One of the business adages that remains tried and true in any era is that identifying a customer pain point and solving it for them is a sure-fire path to success. In the case of IT organizations, a survey of 600 IT professionals and executives conducted by Pluralsight, a provider of an online learning platform for IT professionals, identifies cloud management (39 percent), cybersecurity (39 percent), data storage (35 percent) and network infrastructure (34 percent) as the biggest pain points they are trying to address in filling the IT labor skills shortage.
Not surprisingly, the survey finds most organizations are trying to address this and other issues by upskilling their existing workforce. However, 40 percent of respondents said they are generally too busy to learn new skills. Other factors cited include lack of budget (29 percent) and distracting work environment (27 percent).

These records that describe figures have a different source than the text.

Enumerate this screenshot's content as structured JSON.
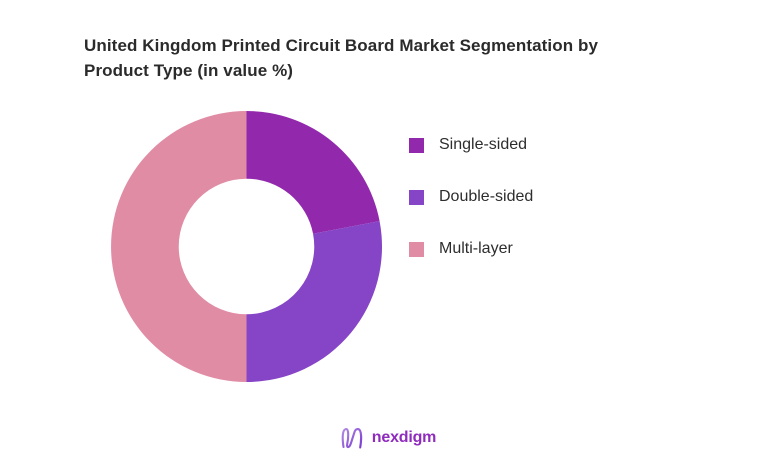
{
  "header": {
    "title_lines": [
      "United Kingdom Printed Circuit Board Market Segmentation by",
      "Product Type (in value %)"
    ]
  },
  "chart_data": {
    "type": "pie",
    "subtype": "donut",
    "title": "United Kingdom Printed Circuit Board Market Segmentation by Product Type (in value %)",
    "categories": [
      "Single-sided",
      "Double-sided",
      "Multi-layer"
    ],
    "values": [
      22,
      28,
      50
    ],
    "unit": "%",
    "colors": [
      "#9229ad",
      "#8644c6",
      "#e18ca5"
    ],
    "start_angle_deg": 0,
    "direction": "clockwise",
    "donut_hole_ratio": 0.5,
    "legend_position": "right",
    "data_labels": false,
    "background": "#ffffff"
  },
  "footer": {
    "brand_text": "nexdigm",
    "brand_color": "#8f2bbd",
    "brand_mark_color_start": "#b18ae0",
    "brand_mark_color_end": "#7a3ad2"
  }
}
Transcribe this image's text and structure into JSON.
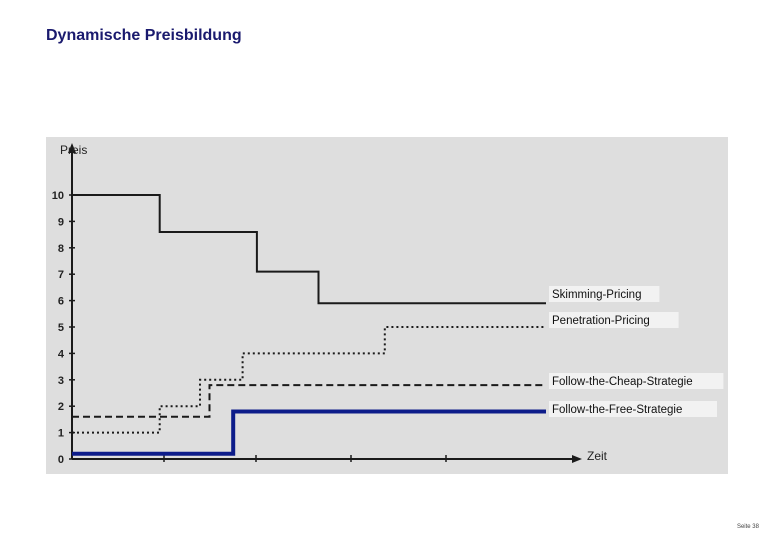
{
  "slide": {
    "title": "Dynamische Preisbildung",
    "page_number": "Seite 38"
  },
  "colors": {
    "background": "#dedede",
    "line": "#1a1a1a",
    "free_strategy": "#0d1c8a",
    "label_bg": "#f2f2f2"
  },
  "chart_data": {
    "type": "line",
    "title": "",
    "ylabel": "Preis",
    "xlabel": "Zeit",
    "ylim": [
      0,
      10.6
    ],
    "xlim": [
      0,
      100
    ],
    "yticks": [
      "0",
      "1",
      "2",
      "3",
      "4",
      "5",
      "6",
      "7",
      "8",
      "9",
      "10"
    ],
    "grid": false,
    "series": [
      {
        "name": "Skimming-Pricing",
        "style": "solid",
        "points": [
          [
            0,
            10
          ],
          [
            18.5,
            10
          ],
          [
            18.5,
            8.6
          ],
          [
            39,
            8.6
          ],
          [
            39,
            7.1
          ],
          [
            52,
            7.1
          ],
          [
            52,
            5.9
          ],
          [
            100,
            5.9
          ]
        ]
      },
      {
        "name": "Penetration-Pricing",
        "style": "dotted",
        "points": [
          [
            0,
            1
          ],
          [
            18.5,
            1
          ],
          [
            18.5,
            2
          ],
          [
            27,
            2
          ],
          [
            27,
            3
          ],
          [
            36,
            3
          ],
          [
            36,
            4
          ],
          [
            66,
            4
          ],
          [
            66,
            5
          ],
          [
            100,
            5
          ]
        ]
      },
      {
        "name": "Follow-the-Cheap-Strategie",
        "style": "dashed",
        "points": [
          [
            0,
            1.6
          ],
          [
            18.5,
            1.6
          ],
          [
            18.5,
            1.6
          ],
          [
            29,
            1.6
          ],
          [
            29,
            2.8
          ],
          [
            100,
            2.8
          ]
        ]
      },
      {
        "name": "Follow-the-Free-Strategie",
        "style": "thick",
        "points": [
          [
            0,
            0.2
          ],
          [
            34,
            0.2
          ],
          [
            34,
            1.8
          ],
          [
            100,
            1.8
          ]
        ]
      }
    ]
  }
}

The survey finds 71 percent of respondents spend on average between 30 and 120 minutes a week developing their tech skills. Only 18 percent of respondents can spend more than two hours a week on skills development. On the plus side, 87 percent of respondents report their organization provides them with tools and processes needed to learn new skills.
Nearly half of respondents (47 percent) said they also expect to be compensated for acquiring those skills. On average, respondents said they expected to see an 11 percent salary increase. Those expectations, however, may be running counter to economic reality. One-third of respondents experienced no salary change or a salary reduction last year. Nearly a quarter of respondents (23 percent) state they would expect no change in salary due to learning additional advanced technology skills.
That issue is undoubtedly a factor in the so-called “Great Resignation” wave that many organizations are currently trying to navigate. IT professionals, especially, are prone to leave an organization because demand for their skillsets are so high.
Balancing the benefits of cost of skilled IT labor
Savvy managed service providers (MSPs) are, of course, always having a conversation about the cost of IT labor with the senior leaders of the organizations they serve. One of the primary advantages any MSP can offer is the ability to share the cost of acquiring a skill across its entire base of customers.
For example, the cost of hiring a full-time cybersecurity specialist is significantly higher than relying on the expertise of a managed security service provider (MSSP) that also assumes all the risk associated with acquiring and retaining that expertise. In contrast, if a full-time cybersecurity specialist leaves, the odds an organization will be able to quickly replace that person are slim to none. The typical MSSP tends to have a much deeper bench to make up for any temporary reduction in staff.
In an ideal situation, MSPs either manage all IT services or have a great working relationship with the internal IT staff. Every MSP, however, encounters situations where the internal IT staff views the MSP as a threat to its existence. That generally creates a lot of friction that ultimately is a disservice to both the MSP and the organization it is trying to serve.
Each MSP will need to decide for themselves to what degree that friction is worth their time and effort given all the other demand for their expertise from organizations that may be a lot more amenable to support.